I don't think the problem is with your child at all. I think the problem is with the preschool teacher. Your son is potty trained! When my daughter started preschool, she needed help pulling her pants up. The teachers were more than happy to help her and would praise her anytime she would do something independantly. I think this teacher is the issue. I think she may intimidate your son. At this age, he needs to feel confident in what he is doing - sounds like she is doing the reverse. Especially if she is talking to you about this in front of him. He is withdrawing himself. This is such a sensitive and impressionable time in his life - my opinion is I would look into another preschool if that's possible. I think that any qualified childcare giver would know that this is not the way to handle this. He is completely normal - unfortunatley, he has a teacher making him feel like someting is wrong with him. Good luck!
Thank you all. I feel so much better now. I was kindda upset, not at my kid but at the teacher. I think they have too many kids in class. Some days their ratio is 2:20, some days is 2:16 cos some kids do part time. I think the teachers are over worked too but I think they don't get it that 2 years olds can't perform as well as 3 year olds. ( both teachers don't have kids on their own)
My son asked me if he could go to school, thats way he is in school at this age, not because of anything but he wanted to go and play with other kids, have fun and socialize. We don't have many friends and relatives with kids. I didn't expect it to be this way :( , all I want is him to have fun, learn some simple stuffs and be happy with the other kids in school. I don't care if he can't count 1-20 or doesn't know his ABC cos eventually he will but the teacher is stressing me out. Like potty training, he took the initiative to not wear diapers and wanting to go pee and poo on the toilet. I was so proud of him ( crazy mommy!!) cos he got the hang of in 2 days and he doesn't have accidents at night too. If he wanna go at night he will wake up and say he wanna go. But because of all this pulling down pants etc. he told me today in the bathroom he is stress about this and I felt soooooooooo bad, I almost cry. I'm not sending him back to this school anymore, this week is the last week. I'll send him to another private school next year but this time I wanna interview the teachers and make sure they know what they are doing. I know he is going to miss the friends he made, he talks about them all the time. But like you all said, this is not a suitable school for him.

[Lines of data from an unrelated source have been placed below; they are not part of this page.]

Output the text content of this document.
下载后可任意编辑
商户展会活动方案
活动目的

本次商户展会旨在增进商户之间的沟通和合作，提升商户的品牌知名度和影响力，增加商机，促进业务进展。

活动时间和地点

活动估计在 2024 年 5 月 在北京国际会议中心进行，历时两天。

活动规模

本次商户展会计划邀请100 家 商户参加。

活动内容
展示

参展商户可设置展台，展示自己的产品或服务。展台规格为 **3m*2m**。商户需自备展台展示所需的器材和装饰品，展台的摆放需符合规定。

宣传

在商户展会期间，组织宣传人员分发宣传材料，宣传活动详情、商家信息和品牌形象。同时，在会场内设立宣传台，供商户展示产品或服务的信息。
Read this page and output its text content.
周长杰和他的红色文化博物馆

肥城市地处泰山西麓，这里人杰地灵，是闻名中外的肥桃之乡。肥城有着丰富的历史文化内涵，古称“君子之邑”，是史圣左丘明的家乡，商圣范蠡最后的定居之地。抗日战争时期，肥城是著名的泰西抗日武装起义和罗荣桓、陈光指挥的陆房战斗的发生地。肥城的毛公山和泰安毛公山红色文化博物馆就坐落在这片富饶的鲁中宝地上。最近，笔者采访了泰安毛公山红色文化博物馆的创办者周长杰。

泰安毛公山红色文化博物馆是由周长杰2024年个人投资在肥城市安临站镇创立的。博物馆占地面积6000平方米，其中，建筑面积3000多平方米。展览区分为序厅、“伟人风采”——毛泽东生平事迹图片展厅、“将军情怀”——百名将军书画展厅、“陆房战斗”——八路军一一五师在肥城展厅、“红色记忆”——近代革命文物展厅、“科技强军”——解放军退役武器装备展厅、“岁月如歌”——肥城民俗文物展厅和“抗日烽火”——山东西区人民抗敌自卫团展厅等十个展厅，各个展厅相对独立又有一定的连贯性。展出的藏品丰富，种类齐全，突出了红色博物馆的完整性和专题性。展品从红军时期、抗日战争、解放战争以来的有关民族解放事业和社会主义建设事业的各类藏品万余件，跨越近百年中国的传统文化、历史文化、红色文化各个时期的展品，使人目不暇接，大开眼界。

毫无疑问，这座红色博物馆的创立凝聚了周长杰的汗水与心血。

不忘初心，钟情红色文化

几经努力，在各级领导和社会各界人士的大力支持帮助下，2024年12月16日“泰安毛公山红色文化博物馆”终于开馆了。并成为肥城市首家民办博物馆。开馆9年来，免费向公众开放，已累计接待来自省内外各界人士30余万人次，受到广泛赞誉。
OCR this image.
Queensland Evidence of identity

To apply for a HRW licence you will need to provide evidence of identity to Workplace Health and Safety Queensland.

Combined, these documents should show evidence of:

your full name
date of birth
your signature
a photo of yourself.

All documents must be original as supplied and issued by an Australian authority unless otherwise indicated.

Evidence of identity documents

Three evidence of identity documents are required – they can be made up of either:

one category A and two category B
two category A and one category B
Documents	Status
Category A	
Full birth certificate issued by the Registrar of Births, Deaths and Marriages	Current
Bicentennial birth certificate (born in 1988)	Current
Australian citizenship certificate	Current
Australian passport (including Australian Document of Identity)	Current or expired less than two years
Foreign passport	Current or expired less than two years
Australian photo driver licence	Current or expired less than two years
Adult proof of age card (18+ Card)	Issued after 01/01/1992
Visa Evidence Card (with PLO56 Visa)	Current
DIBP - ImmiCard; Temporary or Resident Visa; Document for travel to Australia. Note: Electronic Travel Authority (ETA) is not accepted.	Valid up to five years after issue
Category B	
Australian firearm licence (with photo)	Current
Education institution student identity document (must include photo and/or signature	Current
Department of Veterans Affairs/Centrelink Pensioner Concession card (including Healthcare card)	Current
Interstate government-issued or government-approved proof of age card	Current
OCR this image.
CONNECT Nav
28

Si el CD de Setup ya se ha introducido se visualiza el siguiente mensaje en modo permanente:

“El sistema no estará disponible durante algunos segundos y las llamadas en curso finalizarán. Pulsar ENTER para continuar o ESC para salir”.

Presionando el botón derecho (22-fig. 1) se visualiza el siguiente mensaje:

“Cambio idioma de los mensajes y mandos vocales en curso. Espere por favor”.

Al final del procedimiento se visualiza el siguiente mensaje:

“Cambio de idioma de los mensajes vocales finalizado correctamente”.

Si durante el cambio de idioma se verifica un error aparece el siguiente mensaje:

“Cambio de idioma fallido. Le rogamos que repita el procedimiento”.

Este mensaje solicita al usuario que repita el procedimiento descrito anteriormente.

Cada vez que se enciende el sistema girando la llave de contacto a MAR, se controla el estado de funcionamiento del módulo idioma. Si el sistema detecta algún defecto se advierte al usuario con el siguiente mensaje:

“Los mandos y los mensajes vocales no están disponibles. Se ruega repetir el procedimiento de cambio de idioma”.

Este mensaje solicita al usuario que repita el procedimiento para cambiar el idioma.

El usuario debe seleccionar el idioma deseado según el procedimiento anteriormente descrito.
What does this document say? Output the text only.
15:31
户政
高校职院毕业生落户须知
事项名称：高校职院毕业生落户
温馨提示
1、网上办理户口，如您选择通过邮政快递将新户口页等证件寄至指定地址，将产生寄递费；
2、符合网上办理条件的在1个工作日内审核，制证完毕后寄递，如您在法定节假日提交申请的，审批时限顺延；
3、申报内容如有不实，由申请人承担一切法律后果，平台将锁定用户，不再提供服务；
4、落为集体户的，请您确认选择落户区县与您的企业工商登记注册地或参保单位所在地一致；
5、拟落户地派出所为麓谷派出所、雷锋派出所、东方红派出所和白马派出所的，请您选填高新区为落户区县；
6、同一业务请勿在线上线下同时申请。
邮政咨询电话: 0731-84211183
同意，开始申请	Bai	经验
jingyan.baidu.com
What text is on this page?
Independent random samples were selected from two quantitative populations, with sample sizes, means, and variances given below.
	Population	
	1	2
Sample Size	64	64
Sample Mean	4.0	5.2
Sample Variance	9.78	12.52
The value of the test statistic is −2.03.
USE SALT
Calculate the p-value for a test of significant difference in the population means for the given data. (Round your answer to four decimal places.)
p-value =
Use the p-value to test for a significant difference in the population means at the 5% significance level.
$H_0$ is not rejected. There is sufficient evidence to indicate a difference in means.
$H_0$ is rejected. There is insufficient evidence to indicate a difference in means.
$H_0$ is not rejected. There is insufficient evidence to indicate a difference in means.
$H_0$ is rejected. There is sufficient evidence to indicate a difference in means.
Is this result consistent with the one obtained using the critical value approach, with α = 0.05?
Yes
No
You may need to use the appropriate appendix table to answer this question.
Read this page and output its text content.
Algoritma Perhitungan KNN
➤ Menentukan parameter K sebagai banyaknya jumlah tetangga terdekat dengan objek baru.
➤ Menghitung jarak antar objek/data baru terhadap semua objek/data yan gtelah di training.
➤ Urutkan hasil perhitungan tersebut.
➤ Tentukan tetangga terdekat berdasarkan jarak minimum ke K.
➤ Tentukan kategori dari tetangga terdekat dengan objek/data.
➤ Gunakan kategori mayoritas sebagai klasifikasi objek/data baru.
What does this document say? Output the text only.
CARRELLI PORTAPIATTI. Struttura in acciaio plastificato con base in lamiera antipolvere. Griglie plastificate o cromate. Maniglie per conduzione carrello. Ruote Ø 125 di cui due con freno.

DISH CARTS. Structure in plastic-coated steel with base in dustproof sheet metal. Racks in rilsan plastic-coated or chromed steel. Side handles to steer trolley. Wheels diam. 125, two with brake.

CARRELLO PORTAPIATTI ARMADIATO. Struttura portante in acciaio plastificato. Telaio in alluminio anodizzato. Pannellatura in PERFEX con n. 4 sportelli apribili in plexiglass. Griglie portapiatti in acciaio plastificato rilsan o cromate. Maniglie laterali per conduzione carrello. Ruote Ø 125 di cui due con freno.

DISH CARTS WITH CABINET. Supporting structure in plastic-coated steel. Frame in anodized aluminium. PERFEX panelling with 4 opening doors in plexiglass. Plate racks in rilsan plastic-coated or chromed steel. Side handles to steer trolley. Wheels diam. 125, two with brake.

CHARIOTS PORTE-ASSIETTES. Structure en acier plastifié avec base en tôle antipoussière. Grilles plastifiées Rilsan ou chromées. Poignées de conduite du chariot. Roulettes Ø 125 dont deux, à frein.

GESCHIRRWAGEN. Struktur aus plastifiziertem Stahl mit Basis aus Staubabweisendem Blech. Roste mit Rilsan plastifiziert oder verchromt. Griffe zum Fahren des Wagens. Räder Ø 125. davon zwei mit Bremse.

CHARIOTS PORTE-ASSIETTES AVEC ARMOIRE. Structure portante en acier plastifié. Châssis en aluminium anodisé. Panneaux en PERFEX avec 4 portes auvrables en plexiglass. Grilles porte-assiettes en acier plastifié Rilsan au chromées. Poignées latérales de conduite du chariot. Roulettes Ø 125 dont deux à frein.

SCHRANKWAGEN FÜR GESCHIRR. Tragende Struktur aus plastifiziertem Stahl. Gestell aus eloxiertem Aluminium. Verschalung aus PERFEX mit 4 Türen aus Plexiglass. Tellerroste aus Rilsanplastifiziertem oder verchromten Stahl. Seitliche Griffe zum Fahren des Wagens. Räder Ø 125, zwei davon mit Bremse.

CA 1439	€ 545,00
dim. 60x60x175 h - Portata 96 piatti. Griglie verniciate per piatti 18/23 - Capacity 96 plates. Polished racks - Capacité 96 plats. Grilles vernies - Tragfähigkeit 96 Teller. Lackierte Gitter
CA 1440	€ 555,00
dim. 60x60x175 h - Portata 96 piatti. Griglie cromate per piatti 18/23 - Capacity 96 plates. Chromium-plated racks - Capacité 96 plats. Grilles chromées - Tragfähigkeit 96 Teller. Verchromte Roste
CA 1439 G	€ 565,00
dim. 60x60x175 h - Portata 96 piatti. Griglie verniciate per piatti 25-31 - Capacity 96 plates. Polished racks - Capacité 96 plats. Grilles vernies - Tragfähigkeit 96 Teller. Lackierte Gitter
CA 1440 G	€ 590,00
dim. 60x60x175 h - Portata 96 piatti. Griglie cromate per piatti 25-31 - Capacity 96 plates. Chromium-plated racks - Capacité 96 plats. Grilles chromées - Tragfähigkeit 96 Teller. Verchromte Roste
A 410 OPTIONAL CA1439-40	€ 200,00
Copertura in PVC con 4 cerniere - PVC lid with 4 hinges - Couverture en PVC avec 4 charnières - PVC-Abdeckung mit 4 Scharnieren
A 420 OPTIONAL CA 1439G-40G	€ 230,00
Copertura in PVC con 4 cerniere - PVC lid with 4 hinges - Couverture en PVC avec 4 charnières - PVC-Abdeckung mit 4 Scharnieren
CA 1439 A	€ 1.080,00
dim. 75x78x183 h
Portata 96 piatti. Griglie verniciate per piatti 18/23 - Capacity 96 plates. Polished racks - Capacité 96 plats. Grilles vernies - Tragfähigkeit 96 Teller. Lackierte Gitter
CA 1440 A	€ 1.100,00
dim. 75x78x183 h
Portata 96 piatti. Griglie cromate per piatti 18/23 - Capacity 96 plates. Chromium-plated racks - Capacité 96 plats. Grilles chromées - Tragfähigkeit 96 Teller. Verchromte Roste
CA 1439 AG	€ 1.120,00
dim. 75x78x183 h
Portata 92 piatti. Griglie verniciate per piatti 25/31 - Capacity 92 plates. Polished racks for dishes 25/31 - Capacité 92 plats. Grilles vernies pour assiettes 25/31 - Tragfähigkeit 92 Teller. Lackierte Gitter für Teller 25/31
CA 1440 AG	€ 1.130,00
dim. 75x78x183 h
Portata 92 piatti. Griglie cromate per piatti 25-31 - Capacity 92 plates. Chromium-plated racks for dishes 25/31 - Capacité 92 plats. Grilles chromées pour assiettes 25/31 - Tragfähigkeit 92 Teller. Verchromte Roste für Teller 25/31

I know I will only repeat what most of these moms have said, but I have to speak my mind as well. This really upsets me that you have found a teacher who is ruining the experience for both you and your child. Placing your child and choosing the correct daycare was one of the hardest decisions that I have made with my son. Luckily I don't have a teacher like that "teaching" my 24 month old, but I have had a problem with him not taking to a teacher. I stood by for several months and only until I realized he was taking to other teahcers that I went to the director of the center. I expressed my concerns and we tried another classroom. In fact at 18 months he was moved to the 3 year old class. He has prospered since and is doing much better in regards to learning. I think children are very much like adults and need a "connection" with someone to make progress. You certianly don't need a teacher such as this one to have you going backward. Your son is only 27 months old...it's amazing that you have come this far with potty training. Great job on your part! I would try expressing your concerns with the director and tell him/her what has transpired between you and the teacher and how your child doesn't behave like himself around her. Children need to be able to express themselves, it's very important for their creativity and self. Scary, but many of the people who influence his life now help him to become the person he will be. You need to surround him with people who share your values. Good Luck, keep us posted!